Scripture commands we care for the widows, the poor, the orphans and the refugees, but some of the president’s evangelical supporters are cheering on the government breaking apart families through immigration policies.
Scripture commands Christians to behave in ways that reflect God, not man, but the president’s evangelical supporters are celebrating a repeat adulterer who embodies American hedonism where pleasure and happiness are the highest goods.
Still, a large number of evangelicals have convinced themselves that their politics and faith are two separate things and they can champion a politician like Trump without it affecting their souls or salvation. They have rationalized their way into a bastardized version of Martin Luther’s two kingdoms theology. (Luther believed that “God has ordained the two governments: the spiritual, which by the Holy Spirit under Christ makes Christians and pious people; and the secular, which restrains the unchristian and wicked so that they are obliged to keep the peace outwardly.”) These evangelical activists believe God has ordained the two governments and never the two shall meet, so what they do in politics has no bearing on the church or the advancement of God’s kingdom.
This will keep a solid base of shallow evangelicals for the president, but Trump won the electoral college by only 70,000 votes spread over three states, while losing the popular vote. There is a sizable though overlooked minority within evangelicalism, and they threaten not just the president’s power, but the GOP’s majority.
According to the Pew Research Center, 61 percent of white evangelicals approve of the president’s performance, a 17-percentage-point decline from the 78 percent of white evangelicals who said the same thing in February.
A subset of evangelicals are increasingly attracted to a Protestantism that derives from reformed theology. The GOP is risking losing some of these “reformed evangelicals.” The party was supposed to be the party that championed the concerns of people of faith. Instead, it is a party that demands people of faith support a party ahead of their God.
Trump’s statement about Haiti and African nations runs headlong into this. Many of these evangelicals take seriously the need to spread the gospel and so have funded many missionary causes around the world. They have also increasingly adopted children from these countries.
For many, Trump’s characterization of the countries is not the point.

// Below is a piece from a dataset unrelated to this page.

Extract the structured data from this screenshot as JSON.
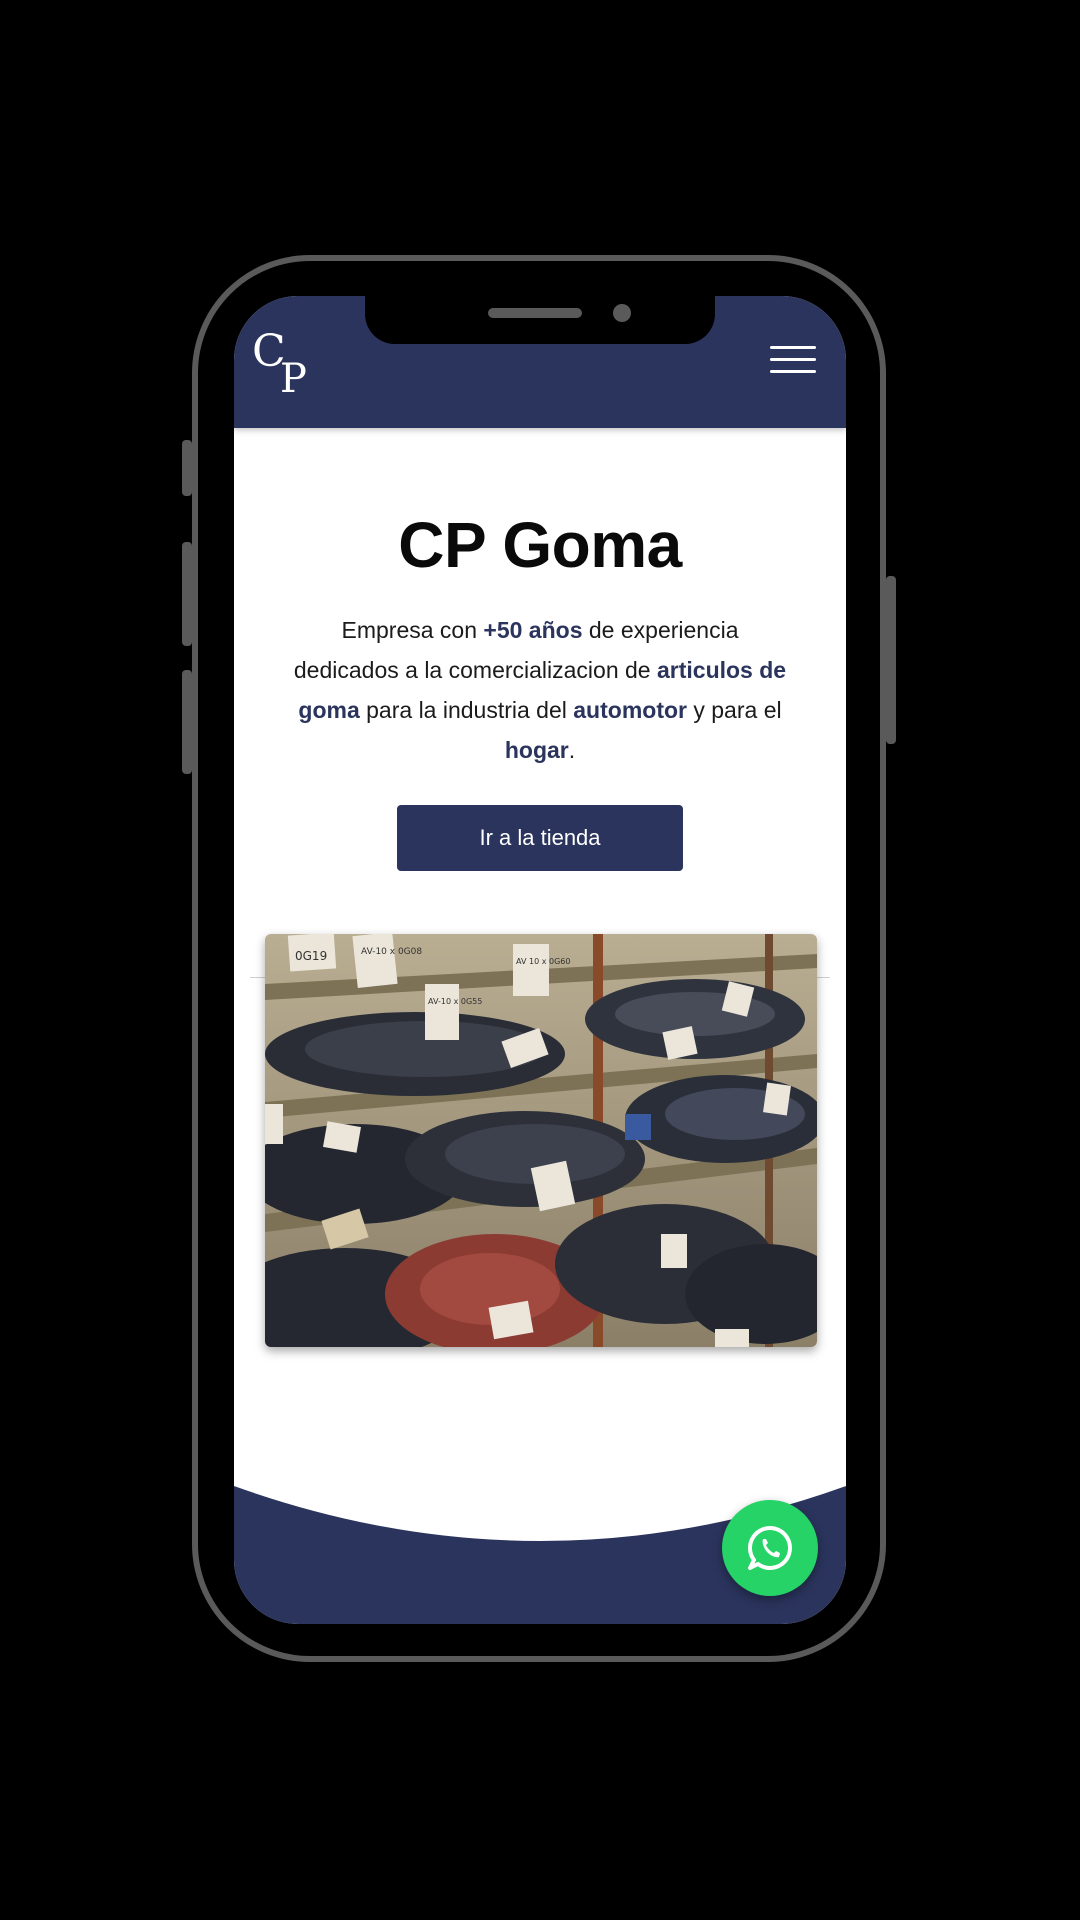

The point is Trump believes people from these countries are undesirable immigrants. Many reformed evangelicals now have children from those countries, have funded missionaries to those countries, and consider citizens in those countries their partners in ministry and mission. Trump’s attack is an attack on their work to glorify God and care for their children. They believe all people regardless of nationality and background are made in God’s image and deserve honor and respect.
In 2018, Trump will not be on the ballot. But the Republican Party’s majority in Congress will be at stake. The party’s willingness to condone and enable Trump’s behavior and his willingness to rub Christian noses in his behavior are driving these evangelicals away.

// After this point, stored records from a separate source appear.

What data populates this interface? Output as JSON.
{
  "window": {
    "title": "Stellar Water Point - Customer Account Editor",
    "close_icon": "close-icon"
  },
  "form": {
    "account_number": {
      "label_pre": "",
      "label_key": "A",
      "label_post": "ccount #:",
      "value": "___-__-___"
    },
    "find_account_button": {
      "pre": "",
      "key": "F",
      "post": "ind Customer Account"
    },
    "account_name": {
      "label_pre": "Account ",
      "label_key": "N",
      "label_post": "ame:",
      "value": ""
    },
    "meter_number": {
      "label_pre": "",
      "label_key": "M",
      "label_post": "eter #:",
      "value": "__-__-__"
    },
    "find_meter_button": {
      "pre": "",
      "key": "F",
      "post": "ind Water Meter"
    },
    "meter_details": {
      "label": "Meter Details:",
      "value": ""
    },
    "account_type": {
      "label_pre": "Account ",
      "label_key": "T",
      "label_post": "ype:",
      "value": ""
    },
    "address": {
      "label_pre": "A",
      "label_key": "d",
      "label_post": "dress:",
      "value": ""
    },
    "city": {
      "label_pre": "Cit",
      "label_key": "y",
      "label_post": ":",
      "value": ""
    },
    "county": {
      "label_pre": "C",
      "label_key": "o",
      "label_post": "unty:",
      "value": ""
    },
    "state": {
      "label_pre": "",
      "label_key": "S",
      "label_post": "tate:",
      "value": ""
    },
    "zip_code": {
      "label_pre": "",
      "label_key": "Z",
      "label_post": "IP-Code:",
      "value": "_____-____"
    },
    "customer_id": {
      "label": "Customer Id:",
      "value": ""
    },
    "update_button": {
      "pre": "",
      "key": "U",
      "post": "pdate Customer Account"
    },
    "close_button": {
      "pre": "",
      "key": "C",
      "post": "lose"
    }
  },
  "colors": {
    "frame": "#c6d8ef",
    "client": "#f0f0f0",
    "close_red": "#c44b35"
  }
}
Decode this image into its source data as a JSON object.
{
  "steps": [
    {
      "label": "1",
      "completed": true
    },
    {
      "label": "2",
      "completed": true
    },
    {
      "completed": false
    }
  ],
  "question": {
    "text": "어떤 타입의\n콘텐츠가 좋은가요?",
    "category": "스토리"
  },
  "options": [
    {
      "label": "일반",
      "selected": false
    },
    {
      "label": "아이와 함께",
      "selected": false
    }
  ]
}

These evangelicals are patriotic Americans, but their Christianity comes first and they realize they cannot separate their vote from their faith. As they see fellow Christians beclowning themselves to defend the indefensible, they want no part of it. So they will wash their hands of it and stay home or they will join African American and Hispanic Christians in voting for those who have spoken loudly against the rise of white nationalism and Trump’s abhorrent behavior.

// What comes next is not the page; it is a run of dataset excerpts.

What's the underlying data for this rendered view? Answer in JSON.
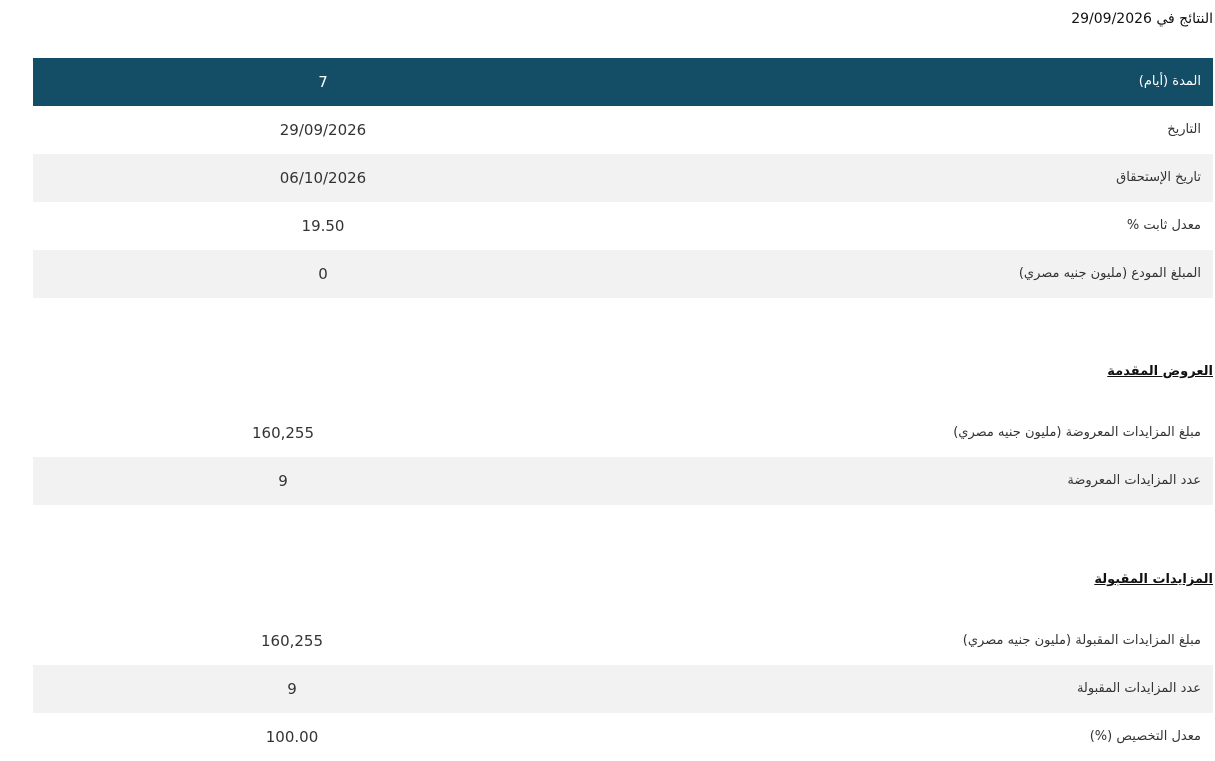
{
  "results_date_heading": "النتائج في 29/09/2026",
  "summary": {
    "header": {
      "label": "المدة (أيام)",
      "value": "7"
    },
    "rows": [
      {
        "label": "التاريخ",
        "value": "29/09/2026"
      },
      {
        "label": "تاريخ الإستحقاق",
        "value": "06/10/2026"
      },
      {
        "label": "معدل ثابت %",
        "value": "19.50"
      },
      {
        "label": "المبلغ المودع (مليون جنيه مصري)",
        "value": "0"
      }
    ]
  },
  "offers": {
    "title": "العروض المقدمة",
    "rows": [
      {
        "label": "مبلغ المزايدات المعروضة (مليون جنيه مصري)",
        "value": "160,255"
      },
      {
        "label": "عدد المزايدات المعروضة",
        "value": "9"
      }
    ]
  },
  "accepted": {
    "title": "المزايدات المقبولة",
    "rows": [
      {
        "label": "مبلغ المزايدات المقبولة (مليون جنيه مصري)",
        "value": "160,255"
      },
      {
        "label": "عدد المزايدات المقبولة",
        "value": "9"
      },
      {
        "label": "معدل التخصيص (%)",
        "value": "100.00"
      }
    ]
  },
  "colors": {
    "header_bg": "#134d66",
    "row_shade": "#f2f2f2"
  }
}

Historically, midterm elections see a low turnout. A Democratic wave inarguably exists. Depressing evangelical turnout only helps the Democratic wave wash over the GOP.
Reality is dawning on a growing number of Christians in America. The continued Christian defense of Trump not only hurts the Christian witness in America as Christians are lumped into the same Trumpian tribe. A minority of evangelicals will withdraw, realizing they need to, in the words of Jeremiah, seek the welfare of their cities and leave national politics to others.